Le compilateur
fluixi() compile en réécrivant votre source. Il analyse le fichier une fois, détermine
ce que doit devenir chaque template et chaque élément JSX, puis remplace les portions
concernées par le résultat. Rien n'est réimprimé : tout ce qui n'est pas un template ressort
octet pour octet tel que vous l'avez écrit — mise en forme, commentaires, et le texte à
l'intérieur d'un trou ${...} compris. Les types restent en place, à charge de votre bundler
de les retirer.
C'est tout le chemin par défaut. Ce n'est pas un plugin Babel, et une application n'installe aucune chaîne d'outils Babel pour s'en servir.
Ce qu'une application installe
@babel/parser, tiré par @fluixi/compiler. C'est la seule pièce de cet espace de noms sur
le chemin par défaut — l'analyseur, pas le système de plugins, pas le parcours d'AST, pas
l'imprimeur. @fluixi/vite-plugin et @fluixi/start n'en déclarent aucune.
Tout ce qui suit l'analyse appartient au framework : l'IR, l'optimiseur, la résolution de
composants, le backend de génération de code, et @fluixi/template-parser pour html ``.
Utiliser Babel malgré tout
Certains projets ont des plugins Babel qui doivent voir la sortie — une macro, une passe d'instrumentation, un outil de couverture branché sur une chaîne Babel. Demandez-le :
import { fluixi } from '@fluixi/vite-plugin';
export default defineConfig({
plugins: [fluixi({ babel: true })],
});
Cela sélectionne le front-end Babel. Même IR, mêmes passes, même backend — la seule
différence est de savoir qui détient l'AST pendant le travail. @babel/core et l'outillage
de plugins sont des dépendances pair optionnelles, installées uniquement si vous choisissez
ce chemin :
pnpm add -D @babel/core @fluixi/babel-plugin-jsx
C'est ce qu'il vous faut quand un de vos plugins Babel doit s'exécuter sur la sortie
compilée, ou quand votre build est une chaîne Babel plutôt qu'un bundler (babel-jest,
babel src -d lib). Sinon, non : ce chemin est plus lent, et c'est celui qui a le moins
d'utilisateurs.
Compatibilité
- Les deux syntaxes d'écriture compilent sur les deux chemins. JSX et
html/svgpassent par le même pipeline derrière le même IR, et un template imbriqué dans l'autre fonctionne dans les deux sens. - Le code émis est identique.
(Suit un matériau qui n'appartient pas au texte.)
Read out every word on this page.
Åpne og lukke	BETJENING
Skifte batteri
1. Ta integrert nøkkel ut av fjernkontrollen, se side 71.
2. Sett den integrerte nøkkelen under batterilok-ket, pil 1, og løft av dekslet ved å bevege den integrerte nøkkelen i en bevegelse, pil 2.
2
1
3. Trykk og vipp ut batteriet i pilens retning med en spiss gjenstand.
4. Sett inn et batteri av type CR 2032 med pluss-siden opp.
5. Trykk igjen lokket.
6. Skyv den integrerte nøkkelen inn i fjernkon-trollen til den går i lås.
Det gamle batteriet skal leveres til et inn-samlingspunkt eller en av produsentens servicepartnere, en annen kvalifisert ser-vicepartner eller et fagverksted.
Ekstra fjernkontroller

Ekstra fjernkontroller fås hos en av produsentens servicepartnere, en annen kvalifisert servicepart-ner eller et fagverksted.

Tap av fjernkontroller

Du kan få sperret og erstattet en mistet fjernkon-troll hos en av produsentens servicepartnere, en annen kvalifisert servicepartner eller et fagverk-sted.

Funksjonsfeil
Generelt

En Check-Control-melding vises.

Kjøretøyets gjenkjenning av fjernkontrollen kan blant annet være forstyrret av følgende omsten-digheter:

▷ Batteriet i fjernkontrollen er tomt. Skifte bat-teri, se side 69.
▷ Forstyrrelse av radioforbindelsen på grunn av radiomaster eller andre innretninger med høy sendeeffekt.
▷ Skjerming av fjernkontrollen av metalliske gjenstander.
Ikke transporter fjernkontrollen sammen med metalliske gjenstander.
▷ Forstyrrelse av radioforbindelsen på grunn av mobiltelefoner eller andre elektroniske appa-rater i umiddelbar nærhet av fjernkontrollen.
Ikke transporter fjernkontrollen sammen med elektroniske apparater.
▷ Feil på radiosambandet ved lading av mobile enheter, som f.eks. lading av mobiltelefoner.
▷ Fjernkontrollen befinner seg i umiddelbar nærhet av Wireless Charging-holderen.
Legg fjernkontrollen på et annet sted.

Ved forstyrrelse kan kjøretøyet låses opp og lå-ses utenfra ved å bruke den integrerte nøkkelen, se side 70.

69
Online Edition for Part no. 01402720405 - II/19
Les deux front-ends ont été validés sur un corpus de fichiers d'applications réelles et comparés sur ce que la sortie fait — appels d'éléments et de templates, insertions, spreads, appels de composants, et chaque nom d'attribut qui atteint le DOM.
- Les source maps sont émises sur le chemin par défaut. Le code hors template conserve sa position exacte. Un template se résout à la position du template lui-même plutôt qu'à l'expression qu'il contient : un point d'arrêt dans un trou atterrit donc sur le template qui l'a produit.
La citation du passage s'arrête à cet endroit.